Il patriarcato è sempre esistito? Sulle tracce delle antiche madri
A questa domanda la Casa delle Donne di Viareggio prova a rispondere in due
incontri, il 9 e 24 aprile. Nel primo la dotta conferenza della prof. Maria
Amelia D’Agostino, socia fondatrice della Casa, ricostruisce, testi
specialistici alla mano, gli habitat sociali della preistoria scavando nel
passato più lontano alla ricerca di archetipi pre-patriarcali.
Studiosi e archeologi non avevano “visto” questa lettura poi evidenziata da
ricercatrici che hanno guardato con occhio diverso reperti molto antichi,
risalenti al Paleolitico, al Mesolitico e al Neolitico. Forme e incisioni, le
figure femminili steatopigie, le posizioni nelle tombe, la simbologia: si arriva
così a ricostruire gruppi sociali matrilineari in cui la discendenza è tracciata
in linea femminile. L’ocra rossa significa il sangue mestruale sacro e mai
impuro; viene celebrata la ciclicità della vita e la rinascita; protetti,
accettati e considerati come sciamani appaiono i disabili. Non si tratterebbe di
civiltà matriarcali nel senso di comando femminile, ma nel senso ugualitario e
cooperativo dove la centralità sociale e sacrale è posta sulla figura della
madre.
Nel secondo incontro “Donne, principio materno e nonviolenza: l’esperienza del
popolo Moso” (a cura della prof. Francesca Rosati Freeman, profonda conoscitrice
dei Moso) compiamo un viaggio in una cultura tuttora viva e presente per
esplorare radici di pace e partecipazione femminile. La ricercatrice si è recata
sul posto più volte, ha scritto tre libri e prodotto tre documentari (visibili
su YouTube); l’ultimo libro è “Ritorno al Lago Madre”, scritto dopo 10 anni di
assenza. Una cultura millenaria che sopravvive in una comunità di 40mila persone
a 2.700 metri di altitudine nella punta sud-ovest della Cina, dove vivono altre
24 minoranze etniche delle 55 riconosciute dalla Cina.

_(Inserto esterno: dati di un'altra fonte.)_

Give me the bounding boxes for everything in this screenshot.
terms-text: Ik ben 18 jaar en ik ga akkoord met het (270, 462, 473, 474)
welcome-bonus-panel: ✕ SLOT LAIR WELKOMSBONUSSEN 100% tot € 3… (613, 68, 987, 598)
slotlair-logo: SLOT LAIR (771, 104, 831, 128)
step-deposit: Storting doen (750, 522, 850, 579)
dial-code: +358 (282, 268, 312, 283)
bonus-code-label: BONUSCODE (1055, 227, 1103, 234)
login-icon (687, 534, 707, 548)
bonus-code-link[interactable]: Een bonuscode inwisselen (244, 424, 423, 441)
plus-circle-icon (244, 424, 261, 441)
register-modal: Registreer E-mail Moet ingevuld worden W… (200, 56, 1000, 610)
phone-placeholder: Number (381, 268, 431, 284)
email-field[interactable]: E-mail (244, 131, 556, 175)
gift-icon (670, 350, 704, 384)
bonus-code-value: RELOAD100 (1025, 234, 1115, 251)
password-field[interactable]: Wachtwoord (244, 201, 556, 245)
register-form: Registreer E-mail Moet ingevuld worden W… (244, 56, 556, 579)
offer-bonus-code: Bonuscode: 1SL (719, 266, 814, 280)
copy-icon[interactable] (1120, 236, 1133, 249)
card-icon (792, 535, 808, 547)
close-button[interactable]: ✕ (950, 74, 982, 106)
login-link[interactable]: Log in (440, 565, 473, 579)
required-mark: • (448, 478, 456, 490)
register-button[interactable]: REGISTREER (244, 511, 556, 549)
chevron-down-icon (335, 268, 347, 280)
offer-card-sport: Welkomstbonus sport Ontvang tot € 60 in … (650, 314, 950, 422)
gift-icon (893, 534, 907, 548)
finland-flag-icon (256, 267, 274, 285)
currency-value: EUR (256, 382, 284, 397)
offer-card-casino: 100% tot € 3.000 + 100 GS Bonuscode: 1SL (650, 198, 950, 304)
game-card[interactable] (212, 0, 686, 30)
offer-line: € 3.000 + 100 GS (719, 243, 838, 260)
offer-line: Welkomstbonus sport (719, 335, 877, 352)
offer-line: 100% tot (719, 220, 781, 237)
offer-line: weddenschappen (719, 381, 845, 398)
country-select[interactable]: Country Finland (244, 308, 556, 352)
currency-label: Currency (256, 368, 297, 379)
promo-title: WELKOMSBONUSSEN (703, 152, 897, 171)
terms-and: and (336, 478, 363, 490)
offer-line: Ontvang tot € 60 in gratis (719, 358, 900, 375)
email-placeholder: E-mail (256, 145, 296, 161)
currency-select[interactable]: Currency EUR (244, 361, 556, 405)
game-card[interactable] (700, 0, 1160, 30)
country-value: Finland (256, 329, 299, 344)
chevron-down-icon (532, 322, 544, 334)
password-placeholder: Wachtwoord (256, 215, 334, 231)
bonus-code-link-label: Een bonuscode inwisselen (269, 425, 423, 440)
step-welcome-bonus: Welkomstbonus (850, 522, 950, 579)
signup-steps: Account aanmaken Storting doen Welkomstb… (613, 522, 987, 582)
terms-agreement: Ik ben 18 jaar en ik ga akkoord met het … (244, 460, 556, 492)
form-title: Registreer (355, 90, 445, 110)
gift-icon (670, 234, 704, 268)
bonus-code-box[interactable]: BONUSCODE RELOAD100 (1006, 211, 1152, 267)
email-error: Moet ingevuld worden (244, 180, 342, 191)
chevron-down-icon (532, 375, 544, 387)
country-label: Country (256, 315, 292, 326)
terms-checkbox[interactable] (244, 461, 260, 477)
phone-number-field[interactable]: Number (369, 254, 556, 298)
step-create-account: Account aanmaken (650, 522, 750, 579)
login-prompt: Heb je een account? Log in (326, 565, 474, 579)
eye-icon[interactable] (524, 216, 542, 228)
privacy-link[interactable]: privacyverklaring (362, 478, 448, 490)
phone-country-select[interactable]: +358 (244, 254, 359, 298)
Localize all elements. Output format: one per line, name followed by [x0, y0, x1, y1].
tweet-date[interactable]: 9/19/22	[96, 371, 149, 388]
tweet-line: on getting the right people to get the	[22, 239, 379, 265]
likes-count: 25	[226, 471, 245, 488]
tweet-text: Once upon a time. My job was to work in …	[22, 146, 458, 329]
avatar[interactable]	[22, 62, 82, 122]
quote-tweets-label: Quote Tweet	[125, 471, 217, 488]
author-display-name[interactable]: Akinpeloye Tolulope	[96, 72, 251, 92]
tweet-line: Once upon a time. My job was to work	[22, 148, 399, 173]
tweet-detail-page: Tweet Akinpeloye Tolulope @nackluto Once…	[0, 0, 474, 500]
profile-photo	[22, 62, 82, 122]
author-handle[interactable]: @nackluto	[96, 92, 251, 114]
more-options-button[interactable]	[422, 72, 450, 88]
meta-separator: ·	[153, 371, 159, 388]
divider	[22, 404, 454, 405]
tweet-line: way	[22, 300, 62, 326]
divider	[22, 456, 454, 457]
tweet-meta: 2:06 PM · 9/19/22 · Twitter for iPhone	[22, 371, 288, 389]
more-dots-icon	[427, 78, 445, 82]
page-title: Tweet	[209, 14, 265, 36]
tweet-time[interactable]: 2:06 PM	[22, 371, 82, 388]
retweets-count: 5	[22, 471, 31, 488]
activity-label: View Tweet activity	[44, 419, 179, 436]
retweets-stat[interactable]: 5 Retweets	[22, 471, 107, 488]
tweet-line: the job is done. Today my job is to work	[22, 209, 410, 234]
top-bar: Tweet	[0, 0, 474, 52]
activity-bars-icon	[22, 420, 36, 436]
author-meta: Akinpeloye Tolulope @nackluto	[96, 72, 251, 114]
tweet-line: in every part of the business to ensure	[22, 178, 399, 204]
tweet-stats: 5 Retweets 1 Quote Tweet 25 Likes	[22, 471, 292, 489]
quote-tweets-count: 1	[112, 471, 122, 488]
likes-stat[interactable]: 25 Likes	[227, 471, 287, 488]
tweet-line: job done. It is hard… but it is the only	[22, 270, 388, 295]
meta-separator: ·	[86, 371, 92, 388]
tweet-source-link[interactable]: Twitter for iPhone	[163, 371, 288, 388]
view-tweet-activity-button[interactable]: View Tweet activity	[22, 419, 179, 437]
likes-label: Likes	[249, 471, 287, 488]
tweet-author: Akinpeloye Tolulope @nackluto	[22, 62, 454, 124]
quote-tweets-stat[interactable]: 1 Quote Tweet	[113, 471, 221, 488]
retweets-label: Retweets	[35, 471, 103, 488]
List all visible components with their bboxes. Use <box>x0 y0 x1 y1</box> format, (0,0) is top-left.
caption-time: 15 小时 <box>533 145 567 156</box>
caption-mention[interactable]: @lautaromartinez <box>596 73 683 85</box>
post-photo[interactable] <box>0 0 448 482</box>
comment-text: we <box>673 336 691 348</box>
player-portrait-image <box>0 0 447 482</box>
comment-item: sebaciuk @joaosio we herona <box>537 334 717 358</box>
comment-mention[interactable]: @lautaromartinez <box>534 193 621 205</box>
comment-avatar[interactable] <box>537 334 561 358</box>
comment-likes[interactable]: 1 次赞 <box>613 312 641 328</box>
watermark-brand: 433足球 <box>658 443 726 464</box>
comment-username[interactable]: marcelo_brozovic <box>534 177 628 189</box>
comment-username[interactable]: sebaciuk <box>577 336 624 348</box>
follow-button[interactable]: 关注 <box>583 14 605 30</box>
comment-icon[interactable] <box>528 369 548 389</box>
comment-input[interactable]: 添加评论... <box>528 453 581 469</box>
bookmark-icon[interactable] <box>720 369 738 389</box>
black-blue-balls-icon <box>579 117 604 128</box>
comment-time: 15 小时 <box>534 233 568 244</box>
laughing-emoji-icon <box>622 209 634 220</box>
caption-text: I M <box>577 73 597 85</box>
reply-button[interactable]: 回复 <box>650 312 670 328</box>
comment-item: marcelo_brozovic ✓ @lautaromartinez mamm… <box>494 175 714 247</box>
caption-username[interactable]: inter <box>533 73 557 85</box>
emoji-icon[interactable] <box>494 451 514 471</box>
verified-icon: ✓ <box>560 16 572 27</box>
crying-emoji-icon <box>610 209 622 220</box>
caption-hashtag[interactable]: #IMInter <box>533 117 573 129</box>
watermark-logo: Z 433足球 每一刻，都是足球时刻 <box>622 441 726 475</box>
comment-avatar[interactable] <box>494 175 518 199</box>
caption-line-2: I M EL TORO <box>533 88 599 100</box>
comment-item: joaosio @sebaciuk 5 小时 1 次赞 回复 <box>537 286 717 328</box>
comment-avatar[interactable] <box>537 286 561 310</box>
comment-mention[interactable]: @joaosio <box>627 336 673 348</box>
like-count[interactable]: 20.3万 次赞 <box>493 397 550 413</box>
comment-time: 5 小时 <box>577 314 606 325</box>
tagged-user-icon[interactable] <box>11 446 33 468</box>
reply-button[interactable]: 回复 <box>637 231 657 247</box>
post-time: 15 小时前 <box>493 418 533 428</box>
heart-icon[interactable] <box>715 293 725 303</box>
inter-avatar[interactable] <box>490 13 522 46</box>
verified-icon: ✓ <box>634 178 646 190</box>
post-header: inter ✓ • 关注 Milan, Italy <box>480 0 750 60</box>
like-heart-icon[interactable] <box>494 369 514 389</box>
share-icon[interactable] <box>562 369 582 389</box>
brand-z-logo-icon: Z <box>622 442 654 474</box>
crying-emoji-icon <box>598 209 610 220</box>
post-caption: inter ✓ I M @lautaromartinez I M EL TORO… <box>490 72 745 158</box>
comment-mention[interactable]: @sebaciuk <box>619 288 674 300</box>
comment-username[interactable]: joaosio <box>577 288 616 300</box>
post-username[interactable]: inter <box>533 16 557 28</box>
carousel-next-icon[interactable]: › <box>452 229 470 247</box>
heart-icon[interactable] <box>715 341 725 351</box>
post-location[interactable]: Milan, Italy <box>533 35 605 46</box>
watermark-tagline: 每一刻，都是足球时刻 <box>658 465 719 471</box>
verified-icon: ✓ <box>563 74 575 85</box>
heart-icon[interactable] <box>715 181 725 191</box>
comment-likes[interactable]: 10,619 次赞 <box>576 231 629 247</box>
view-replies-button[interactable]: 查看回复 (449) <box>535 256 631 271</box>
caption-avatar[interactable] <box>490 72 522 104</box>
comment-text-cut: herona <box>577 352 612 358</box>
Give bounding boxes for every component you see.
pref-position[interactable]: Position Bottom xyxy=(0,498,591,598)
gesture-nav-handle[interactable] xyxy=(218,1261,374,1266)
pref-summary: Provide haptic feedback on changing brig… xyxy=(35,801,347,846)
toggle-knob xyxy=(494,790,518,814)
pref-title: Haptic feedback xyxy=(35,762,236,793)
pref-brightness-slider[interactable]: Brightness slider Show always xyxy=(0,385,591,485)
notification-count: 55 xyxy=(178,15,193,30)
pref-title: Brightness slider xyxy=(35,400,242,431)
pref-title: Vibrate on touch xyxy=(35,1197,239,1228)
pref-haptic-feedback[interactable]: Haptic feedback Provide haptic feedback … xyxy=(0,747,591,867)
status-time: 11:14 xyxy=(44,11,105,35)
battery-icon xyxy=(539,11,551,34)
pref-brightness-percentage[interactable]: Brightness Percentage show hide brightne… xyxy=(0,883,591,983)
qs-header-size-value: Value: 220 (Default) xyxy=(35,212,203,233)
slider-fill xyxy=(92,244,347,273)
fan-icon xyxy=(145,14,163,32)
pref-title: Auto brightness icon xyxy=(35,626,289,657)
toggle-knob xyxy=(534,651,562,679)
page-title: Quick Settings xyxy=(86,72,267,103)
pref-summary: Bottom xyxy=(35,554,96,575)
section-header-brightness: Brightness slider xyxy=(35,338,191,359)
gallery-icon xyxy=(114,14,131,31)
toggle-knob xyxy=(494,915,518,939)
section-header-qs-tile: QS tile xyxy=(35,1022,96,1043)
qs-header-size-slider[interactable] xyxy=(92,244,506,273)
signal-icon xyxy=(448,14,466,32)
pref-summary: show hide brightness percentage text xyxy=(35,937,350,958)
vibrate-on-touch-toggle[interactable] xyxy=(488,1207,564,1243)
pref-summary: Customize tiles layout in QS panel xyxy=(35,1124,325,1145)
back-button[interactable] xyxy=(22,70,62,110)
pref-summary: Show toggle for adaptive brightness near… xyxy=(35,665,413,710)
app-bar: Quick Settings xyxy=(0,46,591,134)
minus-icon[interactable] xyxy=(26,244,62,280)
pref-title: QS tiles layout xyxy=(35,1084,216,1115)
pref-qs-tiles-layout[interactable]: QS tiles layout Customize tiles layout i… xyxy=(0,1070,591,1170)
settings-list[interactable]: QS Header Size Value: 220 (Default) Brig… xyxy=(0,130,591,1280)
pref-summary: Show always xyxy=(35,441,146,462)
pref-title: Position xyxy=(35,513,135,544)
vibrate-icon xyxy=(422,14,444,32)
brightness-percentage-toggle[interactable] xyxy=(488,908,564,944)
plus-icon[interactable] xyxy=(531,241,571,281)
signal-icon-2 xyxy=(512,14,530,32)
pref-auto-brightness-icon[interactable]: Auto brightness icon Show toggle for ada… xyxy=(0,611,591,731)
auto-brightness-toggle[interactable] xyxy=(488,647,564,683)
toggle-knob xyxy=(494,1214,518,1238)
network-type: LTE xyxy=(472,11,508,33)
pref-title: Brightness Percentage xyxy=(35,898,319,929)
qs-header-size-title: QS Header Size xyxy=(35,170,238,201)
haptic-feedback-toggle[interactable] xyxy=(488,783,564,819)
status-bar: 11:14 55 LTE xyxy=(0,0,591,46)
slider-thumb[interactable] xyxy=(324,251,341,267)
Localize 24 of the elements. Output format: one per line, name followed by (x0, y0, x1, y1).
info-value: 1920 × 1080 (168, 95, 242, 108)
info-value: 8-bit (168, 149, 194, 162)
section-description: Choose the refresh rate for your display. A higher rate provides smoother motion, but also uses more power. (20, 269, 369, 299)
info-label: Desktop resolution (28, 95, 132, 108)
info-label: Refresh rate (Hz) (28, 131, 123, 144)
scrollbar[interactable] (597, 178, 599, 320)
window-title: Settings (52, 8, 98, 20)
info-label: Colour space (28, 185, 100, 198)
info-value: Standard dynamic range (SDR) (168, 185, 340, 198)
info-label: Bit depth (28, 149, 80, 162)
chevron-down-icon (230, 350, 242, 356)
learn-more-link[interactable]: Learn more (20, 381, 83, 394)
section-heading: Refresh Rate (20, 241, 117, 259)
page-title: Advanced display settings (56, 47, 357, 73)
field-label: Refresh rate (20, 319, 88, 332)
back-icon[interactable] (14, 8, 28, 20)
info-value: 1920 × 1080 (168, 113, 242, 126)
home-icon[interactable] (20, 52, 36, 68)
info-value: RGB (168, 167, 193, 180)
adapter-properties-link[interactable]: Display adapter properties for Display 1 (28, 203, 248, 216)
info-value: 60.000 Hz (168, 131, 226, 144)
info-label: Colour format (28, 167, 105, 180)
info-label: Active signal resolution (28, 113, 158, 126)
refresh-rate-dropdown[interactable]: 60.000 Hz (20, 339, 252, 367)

Il turismo (sviluppatosi con la costruzione delle strade), sia paesaggistico che
culturale e la diffusione delle tecnologie (portate dai giovani andati a
studiare nelle città cinesi) non hanno scalfito le caratteristiche di questo
popolo, che tramanda oralmente i propri saperi ed è matriarcale non come opposto
femminile al patriarcato, ma perché è basato su altri valori: non c’è comando o
dominio, non ci sono abusi, né stupri, né possesso individuale e la guerra non
esiste perché il conflitto si previene. Viene venerata la Madre Terra (non ci
sono dei maschili), l’acqua come grembo che accoglie e nutre, il focolare sempre
acceso al centro della casa quale simbolo di purificazione, l’altare degli
antenati perché la vita è ciclo continuo (reincarnazione buddhista), dove la
donna è ponte: una filosofia dell’esistenza con al centro la cura e la
continuità della vita.
Le categorie di tipo occidentale quali famiglia, matrimonio, maternità e
paternità non esistono. Il principio materno non è legato al generare
biologicamente ma al prendersi cura, alla relazione. La famiglia è matrilineare,
si vive nella casa materna tutta la vita, il matrimonio non è codificato, ma è
una libera relazione e i figli rimangono nella casa materna, pur visitati e
seguiti anche dal padre, che a sua volta vive nella sua casa materna. La donna
anziana guida e orienta, ma non comanda, ogni decisione è presa con il metodo
del consenso. I diversi lavori hanno lo stesso valore, la cassa di famiglia è
comune e nessuno può arricchirsi a scapito di un altro.
Quindi no, il patriarcato non è esistito dagli albori della razza umana, ma è
stato preceduto da altri modelli che in qualche angolo del pianeta tuttora
perdurano pervicacemente, vestigia di un lontanissimo passato. Possiamo quindi
farne tesoro. Ci serve saperlo o poterlo immaginare per aiutarci a decostruire
gli stereotipi che ci portiamo dentro, per lo più inconsapevolmente e che minano
la volontà di uguaglianza e cooperazione che pure ci abita.